The scammers will typically demand payment in the form of a wire transfer or through gift cards—two forms of payment that are impossible to recover once they have been released to the scammer.

Remember, no government agency will ever demand to be paid via wire transfer or with gift cards, and such a request is a sure sign that the person who called you is up to no good.

Consumers reported losing a total of nearly $488 million to imposter scams in 2018 with a median loss of $500.

Overall, the FTC received nearly three million complaints from consumers in 2018. They lost a total of nearly $1.48 billion to fraud in 2018, which represents a 38% increase from 2017. Remember, these figures only account for people who reported being scammed. Since most victims never report being scammed, the actual total is far greater.

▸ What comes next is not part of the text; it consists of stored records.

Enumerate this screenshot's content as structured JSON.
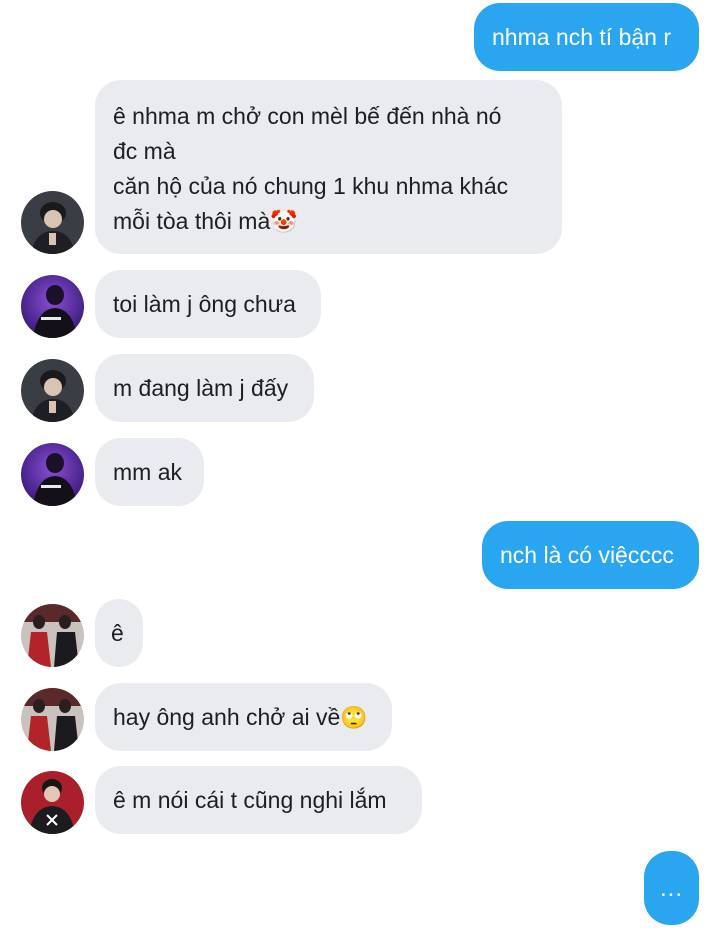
{
  "messages": [
    {
      "side": "sent",
      "lines": [
        "nhma nch tí bận r"
      ]
    },
    {
      "side": "recv",
      "lines": [
        "ê nhma m chở con mèl bế đến nhà nó",
        "đc mà",
        "căn hộ của nó chung 1 khu nhma khác",
        "mỗi tòa thôi mà"
      ],
      "emoji": "🤡",
      "avatar": "avatar-dark-hair"
    },
    {
      "side": "recv",
      "lines": [
        "toi làm j ông chưa"
      ],
      "avatar": "avatar-purple"
    },
    {
      "side": "recv",
      "lines": [
        "m đang làm j đấy"
      ],
      "avatar": "avatar-dark-hair"
    },
    {
      "side": "recv",
      "lines": [
        "mm ak"
      ],
      "avatar": "avatar-purple"
    },
    {
      "side": "sent",
      "lines": [
        "nch là có việcccc"
      ]
    },
    {
      "side": "recv",
      "lines": [
        "ê"
      ],
      "avatar": "avatar-group-red"
    },
    {
      "side": "recv",
      "lines": [
        "hay ông anh chở ai về"
      ],
      "emoji": "🙄",
      "avatar": "avatar-group-red"
    },
    {
      "side": "recv",
      "lines": [
        "ê m nói cái t cũng nghi lắm"
      ],
      "avatar": "avatar-jersey"
    },
    {
      "side": "sent",
      "lines": [
        "..."
      ]
    }
  ],
  "colors": {
    "sent_bubble": "#2aa6f0",
    "received_bubble": "#e9ebee",
    "sent_text": "#ffffff",
    "received_text": "#1c1e21"
  }
}
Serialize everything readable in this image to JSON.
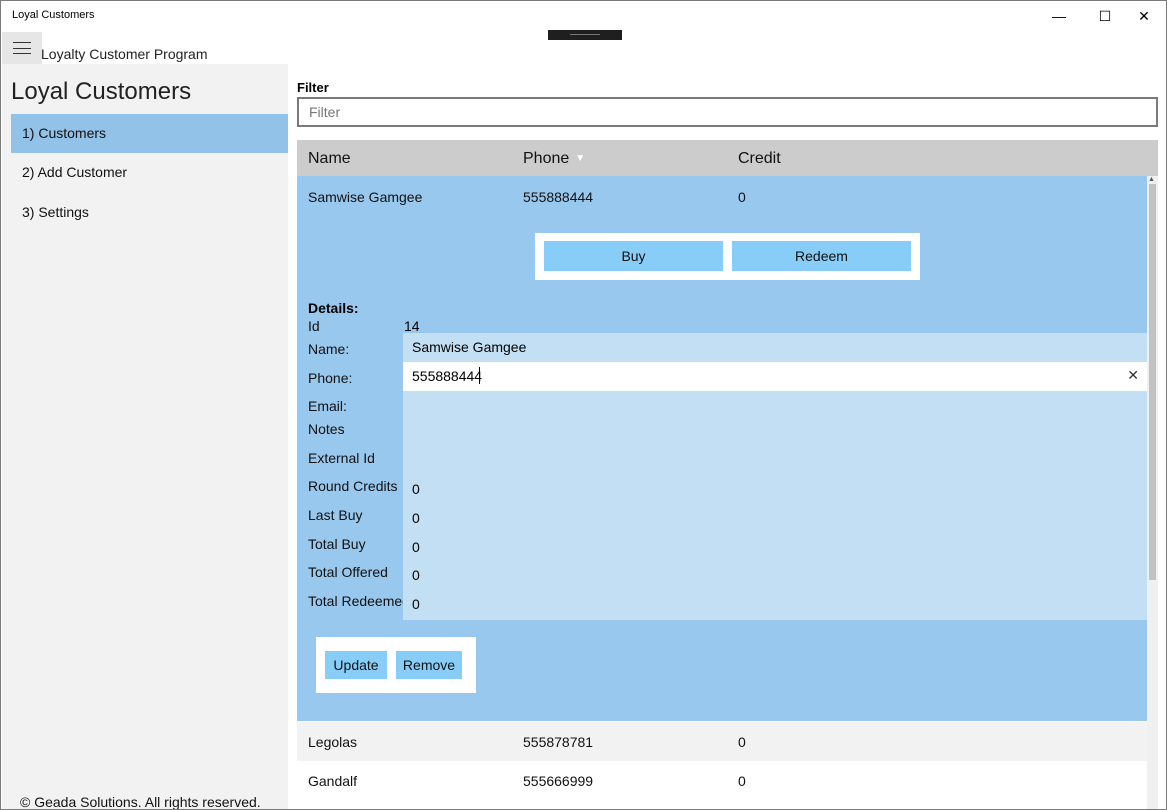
{
  "window": {
    "title": "Loyal Customers",
    "min_glyph": "—",
    "max_glyph": "☐",
    "close_glyph": "✕"
  },
  "header": {
    "app_title": "Loyalty Customer Program"
  },
  "sidebar": {
    "title": "Loyal Customers",
    "items": [
      {
        "label": "1) Customers",
        "selected": true
      },
      {
        "label": "2) Add Customer",
        "selected": false
      },
      {
        "label": "3) Settings",
        "selected": false
      }
    ],
    "footer": "© Geada Solutions. All rights reserved."
  },
  "filter": {
    "label": "Filter",
    "placeholder": "Filter",
    "value": ""
  },
  "grid": {
    "columns": [
      "Name",
      "Phone",
      "Credit"
    ],
    "sort_glyph": "▼",
    "rows": [
      {
        "name": "Samwise Gamgee",
        "phone": "555888444",
        "credit": "0",
        "expanded": true
      },
      {
        "name": "Legolas",
        "phone": "555878781",
        "credit": "0"
      },
      {
        "name": "Gandalf",
        "phone": "555666999",
        "credit": "0"
      }
    ]
  },
  "actions": {
    "buy": "Buy",
    "redeem": "Redeem",
    "update": "Update",
    "remove": "Remove"
  },
  "details": {
    "heading": "Details:",
    "labels": {
      "id": "Id",
      "name": "Name:",
      "phone": "Phone:",
      "email": "Email:",
      "notes": "Notes",
      "external_id": "External Id",
      "round_credits": "Round Credits",
      "last_buy": "Last Buy",
      "total_buy": "Total Buy",
      "total_offered": "Total Offered",
      "total_redeemed": "Total Redeemed"
    },
    "values": {
      "id": "14",
      "name": "Samwise Gamgee",
      "phone": "555888444",
      "round_credits": "0",
      "last_buy": "0",
      "total_buy": "0",
      "total_offered": "0",
      "total_redeemed": "0"
    },
    "clear_glyph": "✕"
  },
  "colors": {
    "selected": "#93c2e9",
    "expanded_row": "#99c8ef",
    "button": "#87cdf8",
    "detail_panel": "#c3dff4"
  }
}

“If you get a call out of the blue from someone claiming to be from a government agency like the Social Security Administration or IRS asking you for personal information or money, it’s a scam,” says Andrew Smith, director of the FTC’s Bureau of Consumer Protection. “You should hang up immediately and report it to the FTC at ftc
.gov/complaint.”

Generational differences

Interestingly, younger consumers were more likely to lose money to scammers than older consumers. Some 43% of people in their twenties lost money compared to only 15% for those in their 70s.

However, older victims of fraud tended to lose more money than their younger counterparts. The median loss for people in their 70s was $751 compared to a median loss of $400 for people in their 20s.

The list also broke down scam reports by state with Florida, Georgia, and Nevada topping the list.